Canvas Dreams gets a piece of the GoDaddy exodus

A media firestorm erupted this month as news that the CEO of GoDaddy.com Inc., a well-known Web-hosting service, was unapologetic as a video of him shooting an elephant in Zimbabwe made the rounds online, raising the hackles of both conservationists and animal lovers.

It also opened the door for competing businesses to lure away customers, an opportunity not lost on Portland-based Canvas Dreams LLC.

The certified Benefit Corporation, which advertises its use of wind power to keep its servers running, offered a coupon code to potential customers offering to transfer Web domains from Arizona-based GoDaddy — the first one at no cost.

Several hundred domain names have come over to Canvas Dreams as a result with more change requests coming in every day, said David Anderson, principal of Canvas Dreams.

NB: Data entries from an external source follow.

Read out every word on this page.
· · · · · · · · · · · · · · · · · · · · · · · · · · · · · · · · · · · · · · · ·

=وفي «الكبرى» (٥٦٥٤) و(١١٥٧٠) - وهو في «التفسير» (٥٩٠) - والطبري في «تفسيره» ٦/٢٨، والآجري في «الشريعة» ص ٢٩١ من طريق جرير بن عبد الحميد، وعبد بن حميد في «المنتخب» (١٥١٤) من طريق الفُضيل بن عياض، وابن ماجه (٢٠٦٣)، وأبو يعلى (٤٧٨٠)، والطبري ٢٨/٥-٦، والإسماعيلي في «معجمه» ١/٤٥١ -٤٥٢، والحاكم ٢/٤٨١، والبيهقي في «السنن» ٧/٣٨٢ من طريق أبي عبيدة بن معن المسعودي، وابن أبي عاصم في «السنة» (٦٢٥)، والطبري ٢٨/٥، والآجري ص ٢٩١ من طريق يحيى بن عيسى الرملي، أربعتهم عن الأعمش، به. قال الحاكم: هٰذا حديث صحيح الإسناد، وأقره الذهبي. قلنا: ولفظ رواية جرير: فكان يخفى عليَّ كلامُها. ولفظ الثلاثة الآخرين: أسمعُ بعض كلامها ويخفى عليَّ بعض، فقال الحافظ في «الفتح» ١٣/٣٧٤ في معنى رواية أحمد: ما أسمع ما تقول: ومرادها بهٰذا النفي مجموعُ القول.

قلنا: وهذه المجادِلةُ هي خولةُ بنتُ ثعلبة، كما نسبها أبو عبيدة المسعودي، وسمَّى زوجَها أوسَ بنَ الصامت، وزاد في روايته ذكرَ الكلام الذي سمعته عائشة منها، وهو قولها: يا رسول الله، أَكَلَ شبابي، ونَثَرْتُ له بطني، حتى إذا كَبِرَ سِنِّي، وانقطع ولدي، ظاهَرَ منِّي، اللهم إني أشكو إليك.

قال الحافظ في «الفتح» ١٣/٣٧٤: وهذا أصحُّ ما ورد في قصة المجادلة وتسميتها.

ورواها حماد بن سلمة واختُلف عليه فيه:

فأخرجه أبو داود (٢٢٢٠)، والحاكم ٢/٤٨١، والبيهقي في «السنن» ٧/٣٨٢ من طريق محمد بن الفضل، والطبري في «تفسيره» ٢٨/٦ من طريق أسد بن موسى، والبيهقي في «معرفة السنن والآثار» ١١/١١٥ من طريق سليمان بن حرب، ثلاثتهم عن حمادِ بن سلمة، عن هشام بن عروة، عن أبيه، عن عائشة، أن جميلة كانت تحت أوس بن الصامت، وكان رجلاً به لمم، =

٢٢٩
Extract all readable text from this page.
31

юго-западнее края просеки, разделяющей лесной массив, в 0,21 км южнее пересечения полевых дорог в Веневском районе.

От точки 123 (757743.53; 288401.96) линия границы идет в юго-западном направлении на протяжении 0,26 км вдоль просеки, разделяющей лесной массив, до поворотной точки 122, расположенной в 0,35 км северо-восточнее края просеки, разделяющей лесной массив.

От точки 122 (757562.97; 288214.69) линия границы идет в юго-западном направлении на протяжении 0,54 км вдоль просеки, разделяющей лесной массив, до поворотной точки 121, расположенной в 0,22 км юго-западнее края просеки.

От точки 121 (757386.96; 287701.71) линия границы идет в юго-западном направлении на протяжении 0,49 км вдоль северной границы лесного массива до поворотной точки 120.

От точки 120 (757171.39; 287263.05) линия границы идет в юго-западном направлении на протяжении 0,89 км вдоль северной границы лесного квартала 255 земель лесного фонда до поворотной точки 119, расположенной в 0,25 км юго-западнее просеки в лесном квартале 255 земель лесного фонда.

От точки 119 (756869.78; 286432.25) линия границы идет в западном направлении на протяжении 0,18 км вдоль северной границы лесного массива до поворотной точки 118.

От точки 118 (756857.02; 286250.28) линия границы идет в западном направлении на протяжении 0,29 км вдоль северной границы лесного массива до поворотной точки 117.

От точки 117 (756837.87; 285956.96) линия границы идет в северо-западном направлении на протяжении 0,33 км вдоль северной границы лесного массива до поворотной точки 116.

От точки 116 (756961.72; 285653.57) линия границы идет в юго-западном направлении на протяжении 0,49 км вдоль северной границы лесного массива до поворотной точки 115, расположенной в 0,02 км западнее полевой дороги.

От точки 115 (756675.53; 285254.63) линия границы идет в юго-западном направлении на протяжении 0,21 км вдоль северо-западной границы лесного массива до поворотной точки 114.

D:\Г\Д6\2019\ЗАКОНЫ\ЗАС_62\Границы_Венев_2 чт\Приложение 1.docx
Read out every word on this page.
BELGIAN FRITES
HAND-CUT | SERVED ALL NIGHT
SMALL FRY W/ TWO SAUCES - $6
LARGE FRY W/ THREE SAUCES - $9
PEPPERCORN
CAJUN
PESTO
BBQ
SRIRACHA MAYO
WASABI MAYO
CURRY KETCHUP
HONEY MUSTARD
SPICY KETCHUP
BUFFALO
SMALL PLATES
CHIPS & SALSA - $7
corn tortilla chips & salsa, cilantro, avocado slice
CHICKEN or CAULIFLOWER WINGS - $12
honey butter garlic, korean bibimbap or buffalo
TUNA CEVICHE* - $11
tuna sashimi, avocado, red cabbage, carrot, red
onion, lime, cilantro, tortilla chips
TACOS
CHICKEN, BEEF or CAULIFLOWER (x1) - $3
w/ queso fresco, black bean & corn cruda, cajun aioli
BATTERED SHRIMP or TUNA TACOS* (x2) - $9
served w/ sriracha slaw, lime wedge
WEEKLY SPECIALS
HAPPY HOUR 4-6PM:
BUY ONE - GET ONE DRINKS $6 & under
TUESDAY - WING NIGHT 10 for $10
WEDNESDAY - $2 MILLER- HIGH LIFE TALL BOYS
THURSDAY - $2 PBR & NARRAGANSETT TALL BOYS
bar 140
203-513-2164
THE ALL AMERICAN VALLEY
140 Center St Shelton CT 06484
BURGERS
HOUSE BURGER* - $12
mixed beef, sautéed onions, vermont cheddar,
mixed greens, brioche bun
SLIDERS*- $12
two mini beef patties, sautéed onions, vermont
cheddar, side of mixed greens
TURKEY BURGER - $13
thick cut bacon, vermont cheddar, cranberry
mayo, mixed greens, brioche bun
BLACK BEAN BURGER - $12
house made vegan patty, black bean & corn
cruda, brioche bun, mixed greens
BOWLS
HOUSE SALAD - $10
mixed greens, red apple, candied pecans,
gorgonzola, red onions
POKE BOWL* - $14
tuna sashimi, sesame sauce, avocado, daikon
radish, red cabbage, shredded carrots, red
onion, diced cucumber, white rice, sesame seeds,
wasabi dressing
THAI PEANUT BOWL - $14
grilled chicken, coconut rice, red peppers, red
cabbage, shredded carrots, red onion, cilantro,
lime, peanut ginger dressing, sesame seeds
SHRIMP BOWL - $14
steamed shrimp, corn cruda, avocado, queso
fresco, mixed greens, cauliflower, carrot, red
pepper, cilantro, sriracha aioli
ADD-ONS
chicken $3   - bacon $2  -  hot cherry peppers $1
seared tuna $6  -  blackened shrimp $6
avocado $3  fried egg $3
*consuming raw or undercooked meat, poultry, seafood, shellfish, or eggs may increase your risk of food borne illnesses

"We had no idea the response would be what it was," Anderson said. "It has taken on a life of its own."

Anderson called GoDaddy's handling of the elephant incident a "corporate social responsibility nightmare."

Canvas Dreams acquired Portland-based Taproot Hosting at the end of last year.

Canvas Dreams isn't the biggest beneficiary of the GoDaddy exodus. Namecheap, another domain service, said it acquired more than 20,000 new customer domains as a result of the scandal.